Uma mesa pra uma pessoa só, por favor

Chego na Tropos e aviso imediatamente ao garçom: “uma mesa pra uma pessoa só, por favor”. ​Ele faz a cara mais feia do mundo para a minha frase. E depois me olha meio triste. Talvez pensando que era realmente impossível ir a um bar no Rio Vermelho, sozinho, em plena Festa dos Palhaços, quando todos estavam animados, fantasiados e reunidos com seus imensos grupos de pessoas felizes e sem problemas. Peço uma cerveja. “Posso deixar outro copo aqui?”, ele pergunta meio triste. Talvez pensando que uma pessoa desacompanhada, naquele lugar, merecia ter um copo vazio em frente na esperança banal de que talvez alguém chegue. “Não vem ninguém. Eu vou ficar sozinho”, explico um pouco alto e rindo.

Beber goles de cerveja e fumar um cigarro, sozinho no canto do bar, era praticamente estar no centro de um palco de um imenso teatro. Era como se eu fosse um ator interpretando um monólogo dramático em que o personagem jamais alcançaria a vida bela. É quase um pecado estar num bar sozinho em Salvador. Se for às vésperas de Carnaval, então, é ser digno de pena. Os alternativos com camisa aberta e calça skinny preta rasgada. As magricelas de cabelos desfiados usando alguma roupa perfeitinha da Farm e alguma tinta pro cabelo que custou mais da metade do salário de estagiária. Os casados, os solteiros, os separados, os que querem recomeçar a vida. Todos acham feio, errado, incomum ter alguém desacompanhado num sábado à noite. Sentem pena. Como alguém pode estar numa mesa de bar, sozinho, em pleno verão, meu Deus? Como um gay, que socialmente é visto como alguém cheio de contatos, está sozinho no meio da boemia?

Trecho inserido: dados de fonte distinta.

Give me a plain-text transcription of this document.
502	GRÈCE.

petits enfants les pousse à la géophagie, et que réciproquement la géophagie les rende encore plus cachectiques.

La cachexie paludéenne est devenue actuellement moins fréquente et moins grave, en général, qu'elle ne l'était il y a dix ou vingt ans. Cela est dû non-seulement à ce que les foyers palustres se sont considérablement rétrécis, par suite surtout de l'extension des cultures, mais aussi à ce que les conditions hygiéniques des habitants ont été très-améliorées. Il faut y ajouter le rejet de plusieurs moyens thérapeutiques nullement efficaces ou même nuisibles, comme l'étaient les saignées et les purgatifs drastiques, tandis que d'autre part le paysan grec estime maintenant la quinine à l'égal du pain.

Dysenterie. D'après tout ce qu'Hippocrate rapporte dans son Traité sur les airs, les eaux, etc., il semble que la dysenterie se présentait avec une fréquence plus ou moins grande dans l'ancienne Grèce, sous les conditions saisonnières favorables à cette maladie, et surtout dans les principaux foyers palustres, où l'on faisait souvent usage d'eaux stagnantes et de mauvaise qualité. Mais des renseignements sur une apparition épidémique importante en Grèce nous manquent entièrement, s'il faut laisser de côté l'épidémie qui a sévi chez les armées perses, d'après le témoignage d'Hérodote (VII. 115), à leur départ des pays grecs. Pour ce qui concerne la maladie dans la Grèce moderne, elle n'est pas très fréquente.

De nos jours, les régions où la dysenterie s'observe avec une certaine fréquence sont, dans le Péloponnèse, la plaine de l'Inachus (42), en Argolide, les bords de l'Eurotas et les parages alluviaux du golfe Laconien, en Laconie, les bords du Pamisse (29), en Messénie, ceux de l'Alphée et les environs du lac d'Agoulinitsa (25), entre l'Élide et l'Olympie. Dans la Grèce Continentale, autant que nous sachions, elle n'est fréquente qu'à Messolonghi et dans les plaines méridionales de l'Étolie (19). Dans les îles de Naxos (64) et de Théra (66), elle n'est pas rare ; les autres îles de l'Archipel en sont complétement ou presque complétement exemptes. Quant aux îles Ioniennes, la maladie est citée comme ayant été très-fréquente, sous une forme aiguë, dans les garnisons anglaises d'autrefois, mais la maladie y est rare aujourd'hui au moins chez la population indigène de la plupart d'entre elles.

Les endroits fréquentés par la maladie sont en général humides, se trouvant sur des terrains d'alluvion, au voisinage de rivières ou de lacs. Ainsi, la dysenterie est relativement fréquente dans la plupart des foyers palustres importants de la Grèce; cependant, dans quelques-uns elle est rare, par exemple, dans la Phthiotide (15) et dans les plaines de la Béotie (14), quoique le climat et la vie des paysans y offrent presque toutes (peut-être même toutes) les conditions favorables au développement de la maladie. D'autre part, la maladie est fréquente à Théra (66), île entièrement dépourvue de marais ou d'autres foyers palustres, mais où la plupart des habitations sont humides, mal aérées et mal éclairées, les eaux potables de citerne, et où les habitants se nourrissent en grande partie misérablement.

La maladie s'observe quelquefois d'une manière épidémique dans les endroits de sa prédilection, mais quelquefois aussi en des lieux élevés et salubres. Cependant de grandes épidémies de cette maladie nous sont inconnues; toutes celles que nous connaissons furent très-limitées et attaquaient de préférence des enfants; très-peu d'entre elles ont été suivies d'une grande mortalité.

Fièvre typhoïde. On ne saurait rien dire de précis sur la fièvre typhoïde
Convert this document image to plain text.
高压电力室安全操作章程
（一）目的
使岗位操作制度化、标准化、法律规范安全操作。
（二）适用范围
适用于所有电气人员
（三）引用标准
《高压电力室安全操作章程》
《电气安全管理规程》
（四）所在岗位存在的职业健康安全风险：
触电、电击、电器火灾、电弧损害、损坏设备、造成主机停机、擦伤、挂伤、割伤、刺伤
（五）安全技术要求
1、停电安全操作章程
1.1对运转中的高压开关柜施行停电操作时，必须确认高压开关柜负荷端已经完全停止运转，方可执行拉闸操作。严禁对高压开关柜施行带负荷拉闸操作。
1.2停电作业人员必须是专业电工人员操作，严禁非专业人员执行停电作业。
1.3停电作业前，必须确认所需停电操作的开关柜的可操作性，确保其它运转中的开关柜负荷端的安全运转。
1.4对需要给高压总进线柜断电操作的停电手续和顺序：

Eles acham que eu estou triste. Deve ser depressão. Ou fim de namoro. Ou ele não é da cidade. O que que é? Eles acham que meu namorado me deu bolo. Eles supõem que uma hora, talvez daqui a pouco, o cara do Tinder que eu marquei o primeiro encontro vai chegar. Ou que aqui ali é só um “esquenta” pra eu logo encontrar minha turma e me enfiar numa boate. Ou que uma amiga demorou de se arrumar. Ou que eu sou tímido e não faço amizades. Não é possível. Alguma coisa aconteceu. Por que ele está neste bar lotado, sério, de pernas cruzadas e completamente sozinho nessa mesa? Corajoso, não? Estranho, não? Coitado, não? Gostar de ser só, em Salvador, a cidade da alegria, é coisa de gente louca e mal amada.

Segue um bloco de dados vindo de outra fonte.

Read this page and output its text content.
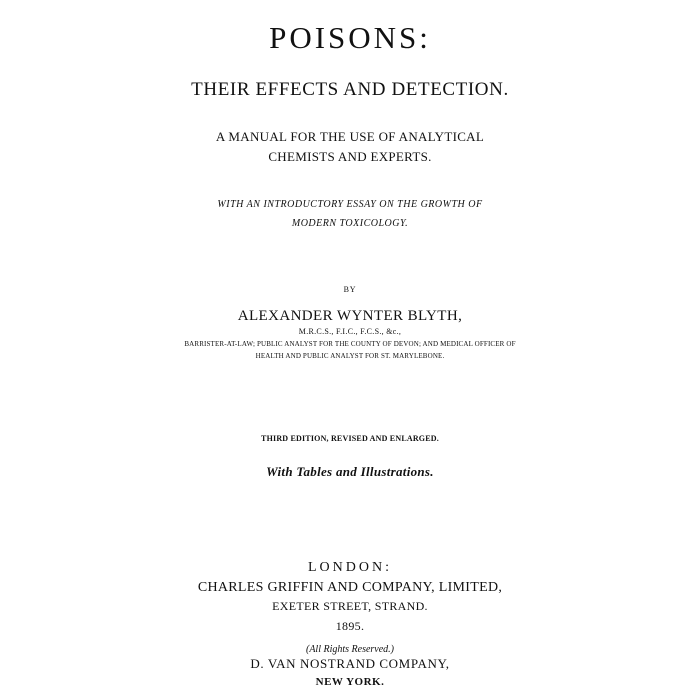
POISONS:
THEIR EFFECTS AND DETECTION.
A MANUAL FOR THE USE OF ANALYTICAL
CHEMISTS AND EXPERTS.
WITH AN INTRODUCTORY ESSAY ON THE GROWTH OF
MODERN TOXICOLOGY.
BY
ALEXANDER WYNTER BLYTH,
M.R.C.S., F.I.C., F.C.S., &c.,
BARRISTER-AT-LAW; PUBLIC ANALYST FOR THE COUNTY OF DEVON; AND MEDICAL OFFICER OF
HEALTH AND PUBLIC ANALYST FOR ST. MARYLEBONE.
THIRD EDITION, REVISED AND ENLARGED.
With Tables and Illustrations.
LONDON:
CHARLES GRIFFIN AND COMPANY, LIMITED,
EXETER STREET, STRAND.
1895.
(All Rights Reserved.)
D. VAN NOSTRAND COMPANY,
NEW YORK.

Eles querem que eu seja como o resto do mundo. Eles se incomodam com a coragem de sair sozinho. Com o foda-se em convidar alguém. Há os que querem fazer amizade a todo custo e me levar pra mesa deles. E arrastam cadeiras e fazem piadas e me oferecem cerveja. E se sentem magoados com a minha recusa. E perguntam, perguntam, eles amam perguntar, se acham psicólogos de boteco. Há os que cochicham, os que têm curiosidade pra saber o que eu estou escrevendo, o que tem ali no meu bloquinho, com o que eu trabalho. Há os que acham que eu tô ali pra flertar. Pra um sexo pós-cerveja. E me olham. Ah, os casados. Eles sempre me olham. Adoram fetichizar o rapaz de vinte e poucos anos que quer brincar de ser homem independente.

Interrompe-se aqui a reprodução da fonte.